Met de graafmachine, een kopje en een grijper, in de fietstas, rijden we naar het strand toe. Ik zie geen zon. Een spettertje valt op m’n hoofd. M’n vrouw zegt; ‘De buien gaan onder en boven het eiland langs, het blijft droog, volgens buienradar.’ Ik hoop er het beste van.

Op het strand aangekomen wijzigen we iets van koers. Mijn zoontje rent de strandtent in. Dat vinden we niet erg! Wij erachter aan. Met speelgoed loopt hij naar ons tafeltje en begint te spelen. Cappuccino! En een lekkere rosé, alstublieft. Nu lekker ontspannen. Maar na de eerste slok rosé, holt zoonlief het strand al weer op. En ik erachter aan.

Daar zit ik dan zonder wijn bij de ingang van de strandtent, met mijn zoon. Vroem, vroem, de graafmachine rijdt door het strand heen. Vroem.

Grijp, grijp. Ik grijp met de grijper zand op en verplaats het naar een heuveltje. Het heuveltje groeit. Langzaam. Want hoe leuk de grijper ook is, hij schept nogal weinig op.

Nachos, roept mijn vrouw. Samen met Tobias hobbel ik naar het terras. We smullen van deze verwennerij. Maar na twee happen rent hij weer naar het strand. Deze keer neem ik m’n wijn mee. De kuil wordt langzaam maar zeker dieper.

Een meisje komt bij ons staan. ‘Ik kan koppeltje duikelen.’, zegt ze. Ik kijk haar aan. Met haar lieve blonde krulletjes en blauwe oogjes, kijkt ze me stralend aan. ‘Zo’, zeg ik, ‘dat is knap. Kan je ook de radslag?’ Ja, dat kan ze ook. En ook viool spelen.

Ik graaf door. Het gaat dan wel heel langzaam, maar de kuil wordt steeds iets dieper. Ik gok inmiddels toch zo’n vijftien centimeter. Maar dan komt Tobias langs… en hij gooit de kuil weer dicht. Blijkbaar vindt hij dat er geen kuil moet zijn.

Een jongetje komt bij ons staan. ‘Ik wil schommelen.’ ‘Oh’, zeg ik, ‘daar zijn de schommels, kan je zelf al schommelen?’. Hij knikt bedremmeld ‘ja’. En loopt verder. Een minuut later vliegt z’n vader voorbij; ‘in het zicht blijven, dat had ik je gezegd toch?’. Daarna lopen ze samen naar de schommel toe.

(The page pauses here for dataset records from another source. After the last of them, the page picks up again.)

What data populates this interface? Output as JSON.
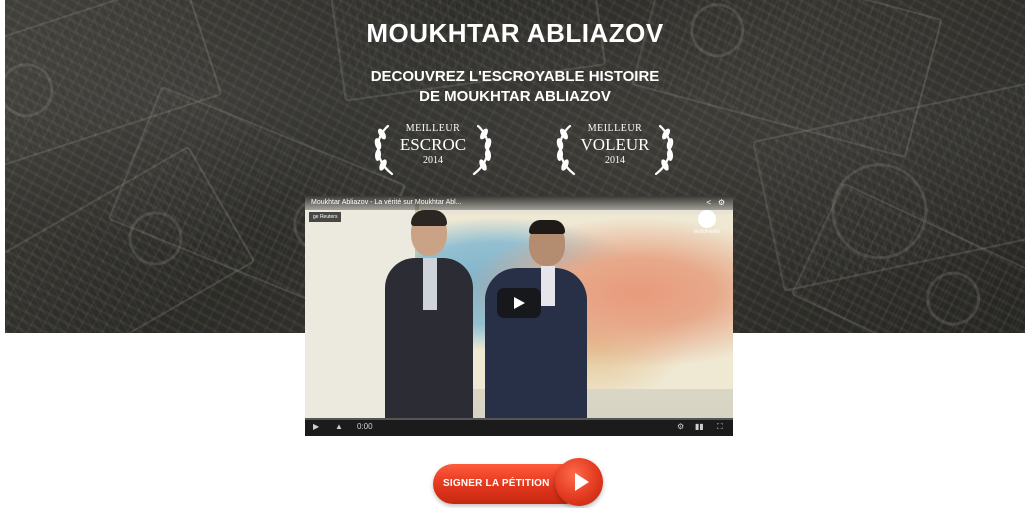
{
  "hero": {
    "title": "MOUKHTAR ABLIAZOV",
    "subtitle_line1": "DECOUVREZ L'ESCROYABLE HISTOIRE",
    "subtitle_line2": "DE MOUKHTAR ABLIAZOV",
    "awards": [
      {
        "line1": "MEILLEUR",
        "line2": "ESCROC",
        "line3": "2014"
      },
      {
        "line1": "MEILLEUR",
        "line2": "VOLEUR",
        "line3": "2014"
      }
    ]
  },
  "video": {
    "title": "Moukhtar Abliazov - La vérité sur Moukhtar Abl...",
    "small_label": "ge Reuters",
    "channel": "euronews",
    "time": "0:00",
    "icons": {
      "share": "share-icon",
      "settings": "gear-icon",
      "play": "play-icon",
      "volume": "volume-icon",
      "fullscreen": "fullscreen-icon",
      "youtube": "youtube-logo"
    }
  },
  "cta": {
    "label": "SIGNER LA PÉTITION",
    "color": "#e2361d"
  }
}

Ik grijp door. Nu zeker toch een vijfentwintig centimeter diep gat gegraven. Ik ben bijna trots! Dan bots ik op wat hards. Wat zou het zijn? Langzaam wordt het zichtbaar.

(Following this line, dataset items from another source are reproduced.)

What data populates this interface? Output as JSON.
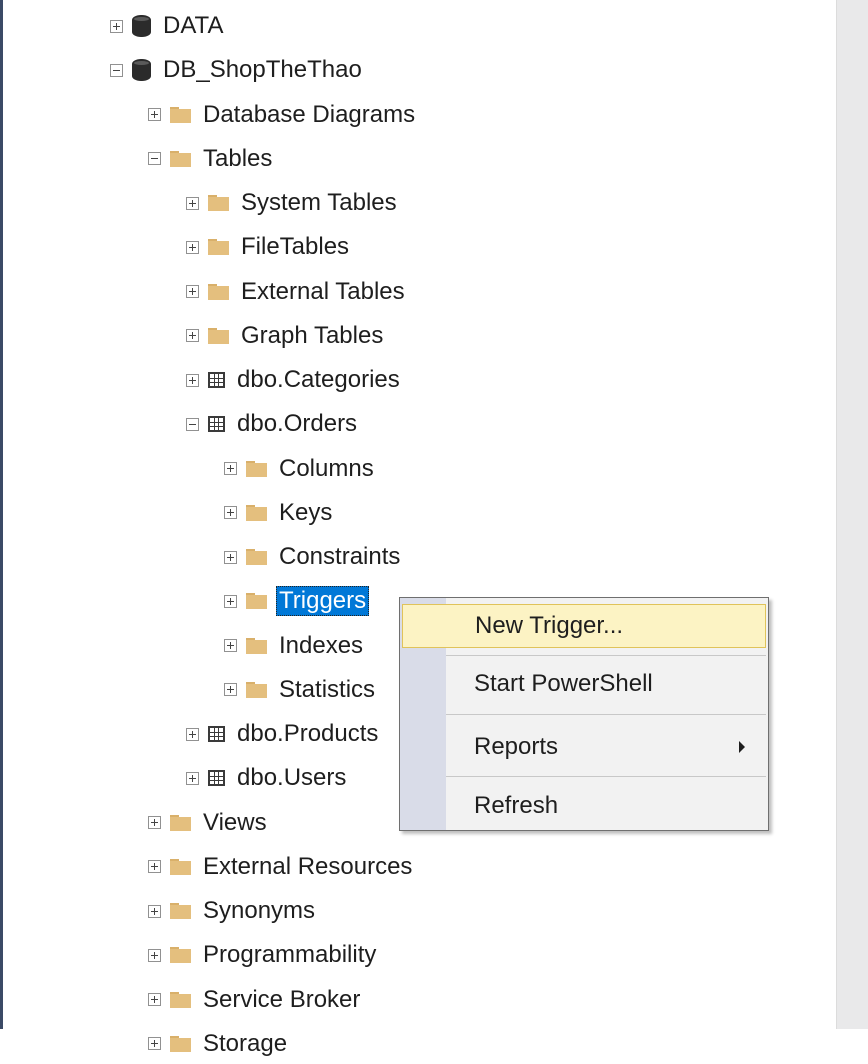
{
  "tree": {
    "nodes": [
      {
        "label": "DATA",
        "expander": "plus",
        "icon": "database-icon"
      },
      {
        "label": "DB_ShopTheThao",
        "expander": "minus",
        "icon": "database-icon"
      },
      {
        "label": "Database Diagrams",
        "expander": "plus",
        "icon": "folder-icon"
      },
      {
        "label": "Tables",
        "expander": "minus",
        "icon": "folder-icon"
      },
      {
        "label": "System Tables",
        "expander": "plus",
        "icon": "folder-icon"
      },
      {
        "label": "FileTables",
        "expander": "plus",
        "icon": "folder-icon"
      },
      {
        "label": "External Tables",
        "expander": "plus",
        "icon": "folder-icon"
      },
      {
        "label": "Graph Tables",
        "expander": "plus",
        "icon": "folder-icon"
      },
      {
        "label": "dbo.Categories",
        "expander": "plus",
        "icon": "table-icon"
      },
      {
        "label": "dbo.Orders",
        "expander": "minus",
        "icon": "table-icon"
      },
      {
        "label": "Columns",
        "expander": "plus",
        "icon": "folder-icon"
      },
      {
        "label": "Keys",
        "expander": "plus",
        "icon": "folder-icon"
      },
      {
        "label": "Constraints",
        "expander": "plus",
        "icon": "folder-icon"
      },
      {
        "label": "Triggers",
        "expander": "plus",
        "icon": "folder-icon",
        "selected": true
      },
      {
        "label": "Indexes",
        "expander": "plus",
        "icon": "folder-icon"
      },
      {
        "label": "Statistics",
        "expander": "plus",
        "icon": "folder-icon"
      },
      {
        "label": "dbo.Products",
        "expander": "plus",
        "icon": "table-icon"
      },
      {
        "label": "dbo.Users",
        "expander": "plus",
        "icon": "table-icon"
      },
      {
        "label": "Views",
        "expander": "plus",
        "icon": "folder-icon"
      },
      {
        "label": "External Resources",
        "expander": "plus",
        "icon": "folder-icon"
      },
      {
        "label": "Synonyms",
        "expander": "plus",
        "icon": "folder-icon"
      },
      {
        "label": "Programmability",
        "expander": "plus",
        "icon": "folder-icon"
      },
      {
        "label": "Service Broker",
        "expander": "plus",
        "icon": "folder-icon"
      },
      {
        "label": "Storage",
        "expander": "plus",
        "icon": "folder-icon"
      }
    ]
  },
  "context_menu": {
    "items": [
      {
        "label": "New Trigger...",
        "highlighted": true
      },
      {
        "label": "Start PowerShell"
      },
      {
        "label": "Reports",
        "submenu": true
      },
      {
        "label": "Refresh"
      }
    ]
  },
  "colors": {
    "selection": "#0078d7",
    "menu_highlight": "#fcf3c4",
    "folder": "#e4bf7e"
  }
}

Het is klei! Ik ben verbaasd. Dat verwacht je niet op het strand.

Dan verdwijn ik van de wereld. De grijper leg ik aan de kant. Met beide handen maak ik het gat dieper. Ik graaf en graaf en haal er een heel brok mooie klei tevoorschijn. Wat leuk!

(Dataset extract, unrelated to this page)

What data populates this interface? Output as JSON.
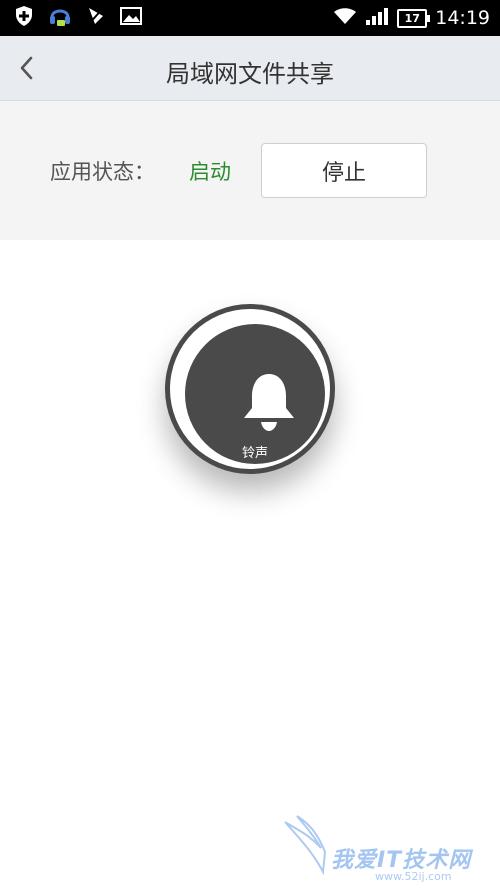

Helemaal verdiept in m’n zoektocht, heb ik niet meer door wat er om me heen gebeurt. Mensen lopen langs, het terras op, het terras af. Maar ik ben bezig met een project: klei uit de grond halen. Ik wroet met m’n handen, ze worden vies, blauw-grijs, ik kneed klei samen tot een bal. Wat een goede klei!

Tobias kijkt mee. Hij vindt de kuil maar wat diep. Hij besluit ‘m weer dicht te gooien. Ik maak ‘m weer open. Hij gooit ‘m weer dicht. En ik open ‘m weer. En meer klei haal ik eruit. Er loopt een dame langs, tegen haar dochter zegt ze ‘kijk, die meneer is leuk aan het spelen’. Ze lacht naar me. Ik lach bedremmeld terug. Ik voel me betrapt.

Oei, ik speel!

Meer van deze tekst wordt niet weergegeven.